Chris Slattery, who leads EMC Frontline Pregnancy Centers in New York City, told LifeSiteNews that Mr. Trump’s address was “probably the most specifically supportive of Christians by a presidential candidate in U.S. history.”

“I've believed his heart is truly in our causes and our values from the beginning,” said Slattery, who endorsed Trump early in the campaign.

Others were more skeptical about the candidate’s personal commitment but believed he would be the best candidate of the four major candidates in the race.

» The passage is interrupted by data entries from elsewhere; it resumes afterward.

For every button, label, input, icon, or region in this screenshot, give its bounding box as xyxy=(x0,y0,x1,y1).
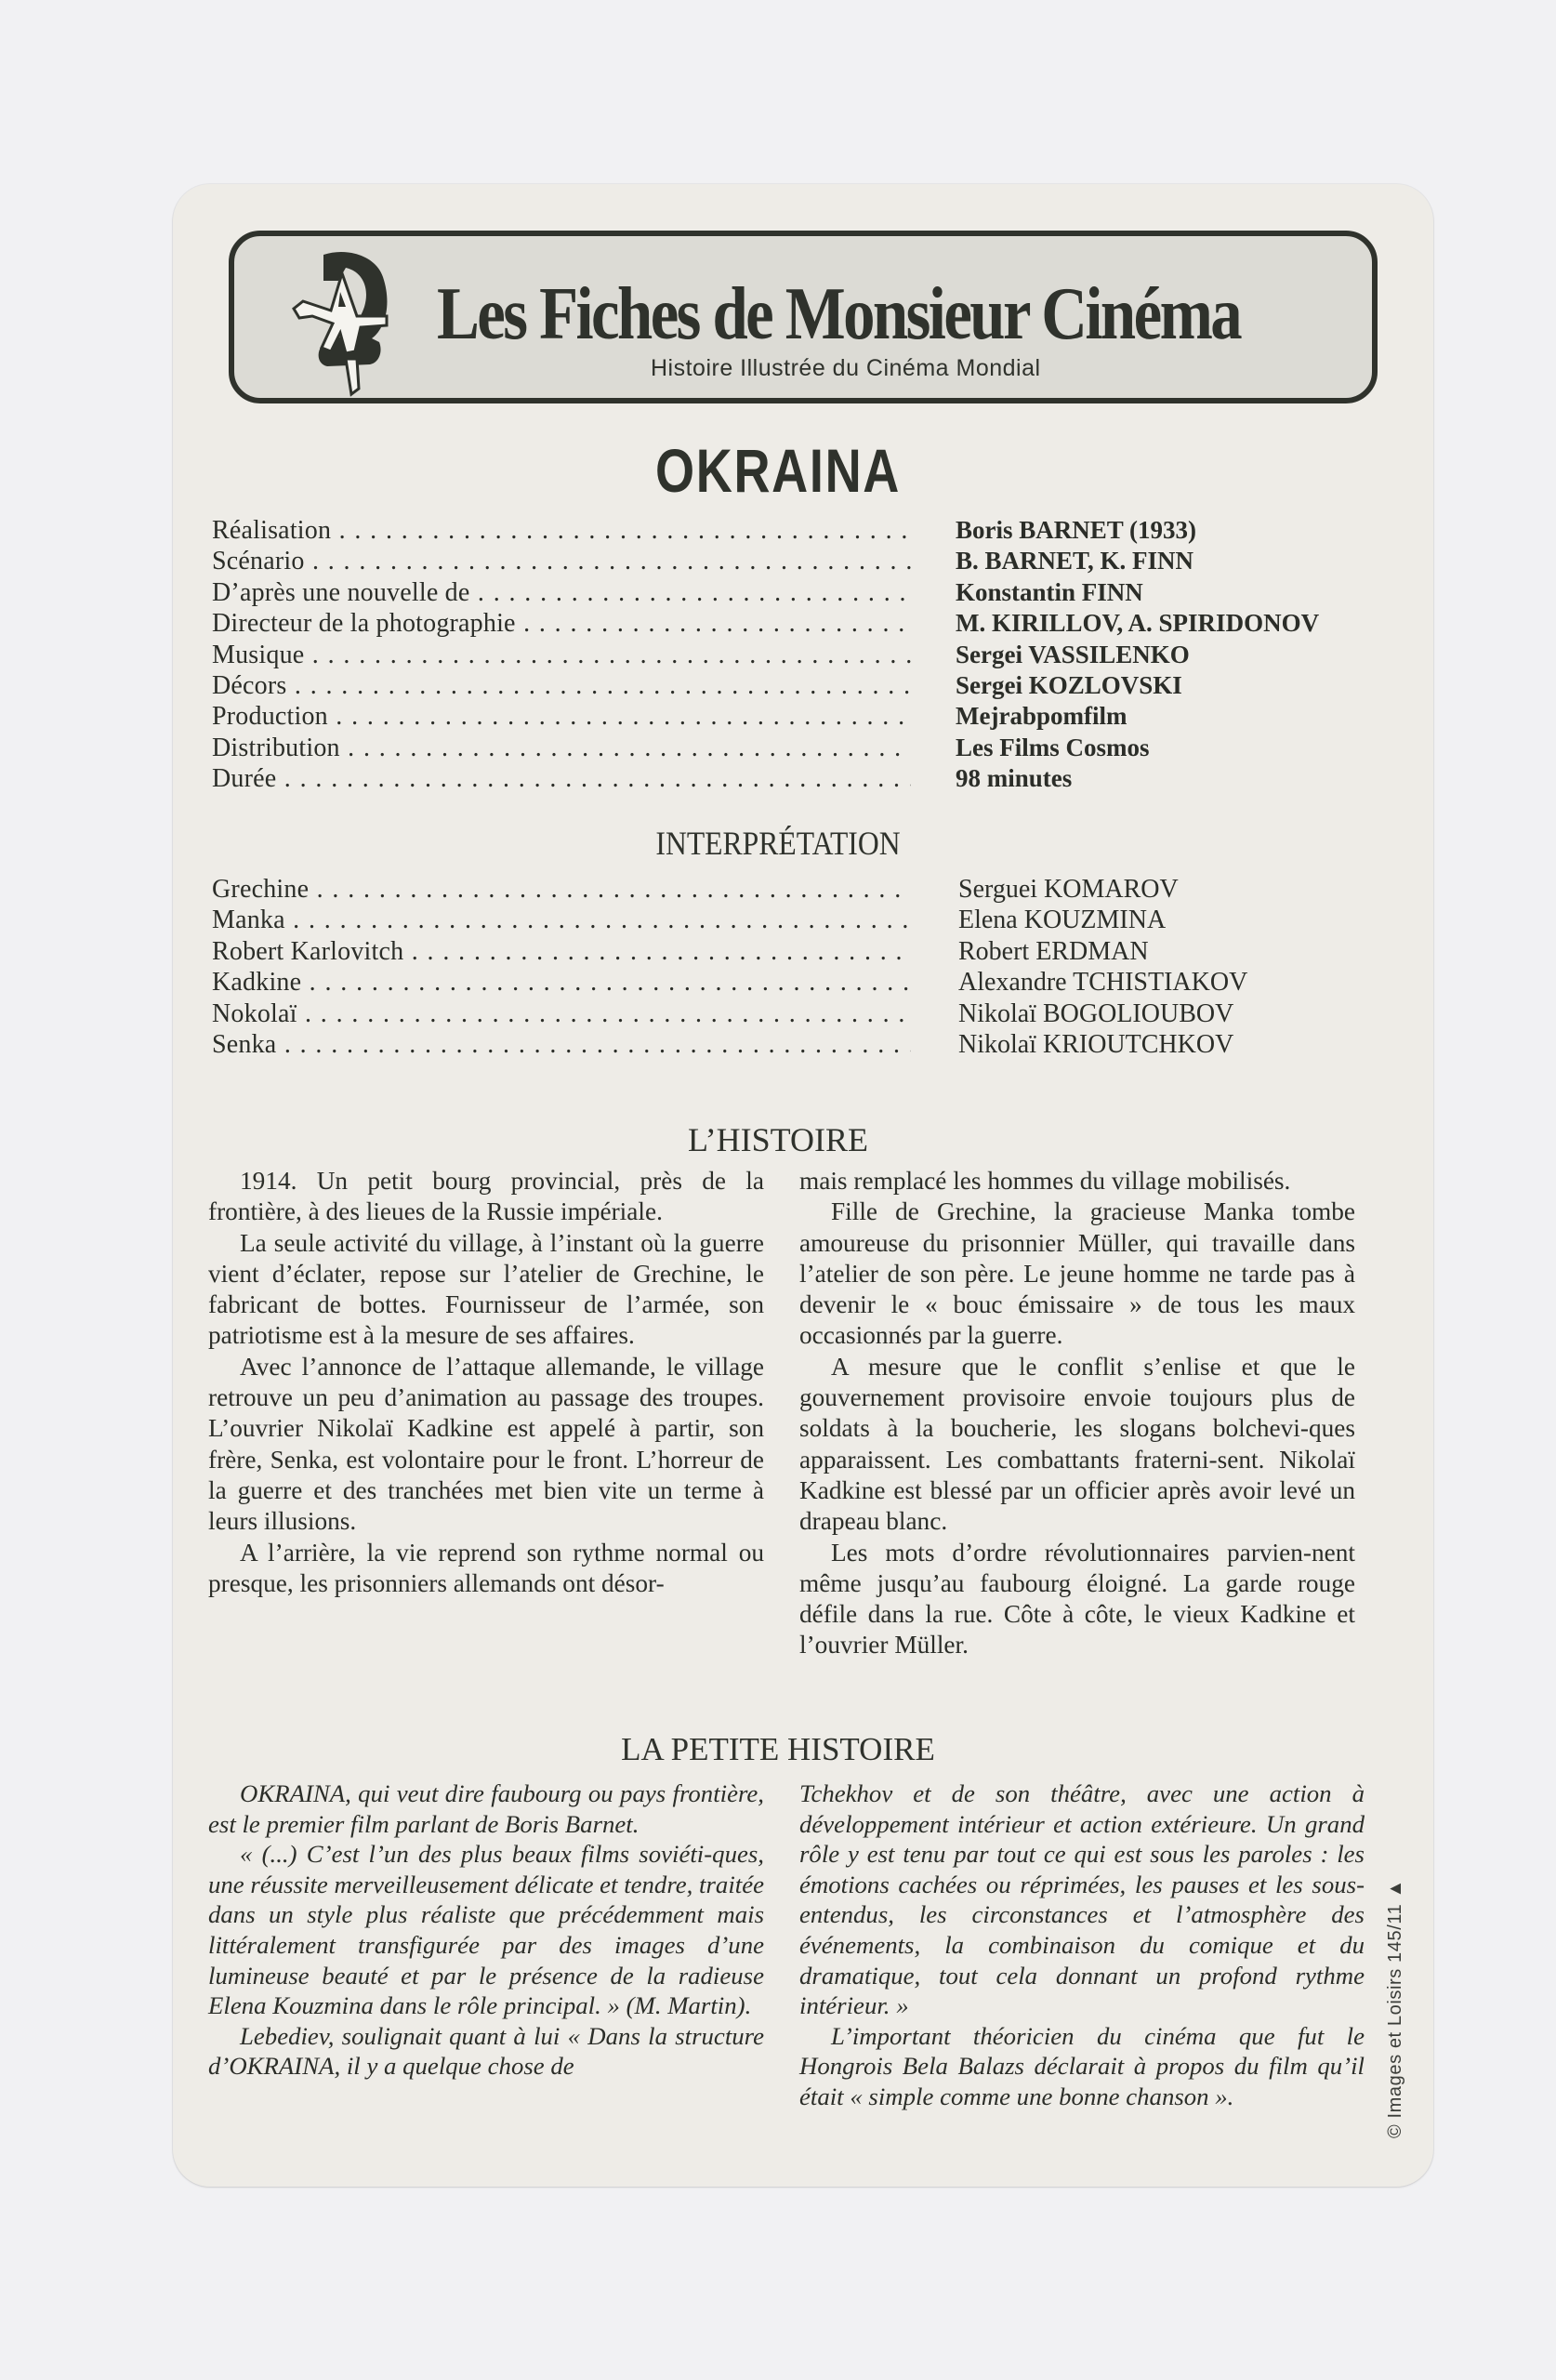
cast-role: Senka . . . xyxy=(212,1029,911,1060)
cast-actor: Alexandre TCHISTIAKOV xyxy=(958,968,1248,998)
interpretation-heading: INTERPRÉTATION xyxy=(655,825,901,862)
credit-value: Sergei VASSILENKO xyxy=(956,640,1190,668)
credit-value: B. BARNET, K. FINN xyxy=(956,547,1194,575)
credit-label: Scénario . . . xyxy=(212,546,911,576)
cast-actor: Elena KOUZMINA xyxy=(958,906,1167,935)
cast-actor: Robert ERDMAN xyxy=(958,936,1149,966)
credit-label: Durée . . . xyxy=(212,763,911,794)
cast-actor: Serguei KOMAROV xyxy=(958,875,1179,904)
histoire-paragraph: Fille de Grechine, la gracieuse Manka tombe amoureuse du prisonnier Müller, qui travaille dans l’atelier de son père. Le jeune homme ne tarde pas à devenir le « bouc émissaire » de tous les maux occasionnés par la guerre. xyxy=(799,1197,1355,1350)
credit-label: Décors . . . xyxy=(212,670,911,701)
credit-label: Directeur de la photographie . . . xyxy=(212,608,911,639)
credit-value: Boris BARNET (1933) xyxy=(956,516,1197,544)
credit-value: Sergei KOZLOVSKI xyxy=(956,670,1182,699)
credit-value: M. KIRILLOV, A. SPIRIDONOV xyxy=(956,609,1320,638)
petite-histoire-paragraph-continued: Tchekhov et de son théâtre, avec une action à développement intérieur et action extérieure. Un grand rôle y est tenu par tout ce qui est sous les paroles : les émotions cachées ou réprimées, les pauses et les sous-entendus, les circonstances et l’atmosphère des événements, la combinaison du comique et du dramatique, tout cela donnant un profond rythme intérieur. » xyxy=(799,1779,1365,2020)
histoire-paragraph: A mesure que le conflit s’enlise et que le gouvernement provisoire envoie toujours plus de soldats à la boucherie, les slogans bolchevi-ques apparaissent. Les combattants fraterni-sent. Nikolaï Kadkine est blessé par un officier après avoir levé un drapeau blanc. xyxy=(799,1352,1355,1536)
petite-histoire-paragraph: L’important théoricien du cinéma que fut le Hongrois Bela Balazs déclarait à propos du film qu’il était « simple comme une bonne chanson ». xyxy=(799,2021,1365,2110)
cast-role: Kadkine . . . xyxy=(212,967,911,998)
cast-actor: Nikolaï BOGOLIOUBOV xyxy=(958,998,1234,1028)
petite-histoire-paragraph: « (...) C’est l’un des plus beaux films soviéti-ques, une réussite merveilleusement délicate et tendre, traitée dans un style plus réaliste que précédemment mais littéralement transfigurée par des images d’une lumineuse beauté et par le présence de la radieuse Elena Kouzmina dans le rôle principal. » (M. Martin). xyxy=(208,1840,765,2020)
monsieur-cinema-logo-icon xyxy=(290,249,405,398)
credit-label: Distribution . . . xyxy=(212,733,911,763)
credit-value: 98 minutes xyxy=(956,764,1073,793)
histoire-paragraph: La seule activité du village, à l’instant où la guerre vient d’éclater, repose sur l’atelier de Grechine, le fabricant de bottes. Fournisseur de l’armée, son patriotisme est à la mesure de ses affaires. xyxy=(208,1228,764,1350)
cast-role: Robert Karlovitch . . . xyxy=(212,936,911,967)
cast-role: Grechine . . . xyxy=(212,874,911,905)
copyright-notice: © Images et Loisirs 145/11 ▲ xyxy=(1385,1879,1405,2138)
petite-histoire-paragraph: OKRAINA, qui veut dire faubourg ou pays frontière, est le premier film parlant de Boris Barnet. xyxy=(208,1779,764,1838)
cast-role: Nokolaï . . . xyxy=(212,998,911,1029)
petite-histoire-paragraph: Lebediev, soulignait quant à lui « Dans la structure d’OKRAINA, il y a quelque chose de xyxy=(208,2021,764,2081)
credit-value: Mejrabpomfilm xyxy=(956,702,1127,731)
credit-label: Musique . . . xyxy=(212,640,911,670)
credit-label: D’après une nouvelle de . . . xyxy=(212,577,911,608)
petite-histoire-right-column xyxy=(799,1778,1365,2112)
histoire-paragraph-continued: mais remplacé les hommes du village mobilisés. xyxy=(799,1167,1291,1195)
credit-label: Réalisation . . . xyxy=(212,515,911,546)
histoire-heading: L’HISTOIRE xyxy=(687,1121,868,1158)
credit-value: Konstantin FINN xyxy=(956,577,1143,606)
histoire-left-column xyxy=(208,1166,764,1599)
cast-role: Manka . . . xyxy=(212,905,911,935)
credit-label: Production . . . xyxy=(212,701,911,732)
petite-histoire-heading: LA PETITE HISTOIRE xyxy=(621,1731,935,1767)
brand-title: Les Fiches de Monsieur Cinéma xyxy=(437,273,1241,355)
histoire-paragraph: 1914. Un petit bourg provincial, près de la frontière, à des lieues de la Russie impériale. xyxy=(208,1167,764,1226)
histoire-paragraph: Les mots d’ordre révolutionnaires parvien-nent même jusqu’au faubourg éloigné. La garde rouge défile dans la rue. Côte à côte, le vieux Kadkine et l’ouvrier Müller. xyxy=(799,1538,1355,1659)
histoire-right-column xyxy=(799,1166,1355,1661)
petite-histoire-left-column xyxy=(208,1778,764,2082)
credit-value: Les Films Cosmos xyxy=(956,733,1150,761)
histoire-paragraph: A l’arrière, la vie reprend son rythme normal ou presque, les prisonniers allemands ont désor- xyxy=(208,1538,764,1597)
histoire-paragraph: Avec l’annonce de l’attaque allemande, le village retrouve un peu d’animation au passage des troupes. L’ouvrier Nikolaï Kadkine est appelé à partir, son frère, Senka, est volontaire pour le front. L’horreur de la guerre et des tranchées met bien vite un terme à leurs illusions. xyxy=(208,1352,764,1536)
cast-actor: Nikolaï KRIOUTCHKOV xyxy=(958,1029,1234,1059)
brand-subtitle: Histoire Illustrée du Cinéma Mondial xyxy=(651,355,1041,381)
film-title: OKRAINA xyxy=(654,436,902,505)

“Donald Trump gave the most specific speech about the evangelical community in the United States,” Brian Fitzpatrick of BarbWire.com told LifeSiteNews. “I couldn’t imagine John McCain or Mitt Romney doing that.”

“I think he will be far more receptive to the entreaties of the evangelical community than the Republican Establishment,” Fitzpatrick said. “He thinks like a Democratic politician – he will dance with the one that brought him to the dance.”

Early in the speech, the billionaire said he had long enjoyed a positive relationship with evangelicals, who helped establish him early in the primary process, especially in the South.

“A lot of people said, 'I wonder if Donald will get the evangelicals.' I got the evangelicals,” he said.

All segments of the Values Voters crowd seemed enamored of Mr. Trump. Bob Kustra – a retiree in Wisconsin attending the summit for the third time – said he supported Ted Cruz during the primaries but “pretty quickly” embraced Donald Trump, because “even though Trump was rambunctious,” he would protect American “freedom and liberty.”

First-time attendee Timothy Haley, 36, of McKinney, Texas, said he originally favored Ted Cruz or Marco Rubio but now backs Mr. Trump. He supports Trump's message of “good Christian standards, conservative values.” 

Even those who had qualms with Trump planned to vote for him – or at least, against Hillary Clinton.

A two-decade Air Force veteran and retired ROTC instructor from Leesburg, Florida, told LifeSiteNews that this election was “hard. Both of the candidates have [stances] that go against my values. But I definitely can't go Hillary.”

He said that while he strongly supported Sen. Cruz during the primaries he will ultimately vote for Donald Trump — “but it still hurts a little.”

Not a single attendee who spoke with LifeSiteNews refused to vote for Donald Trump on November 8.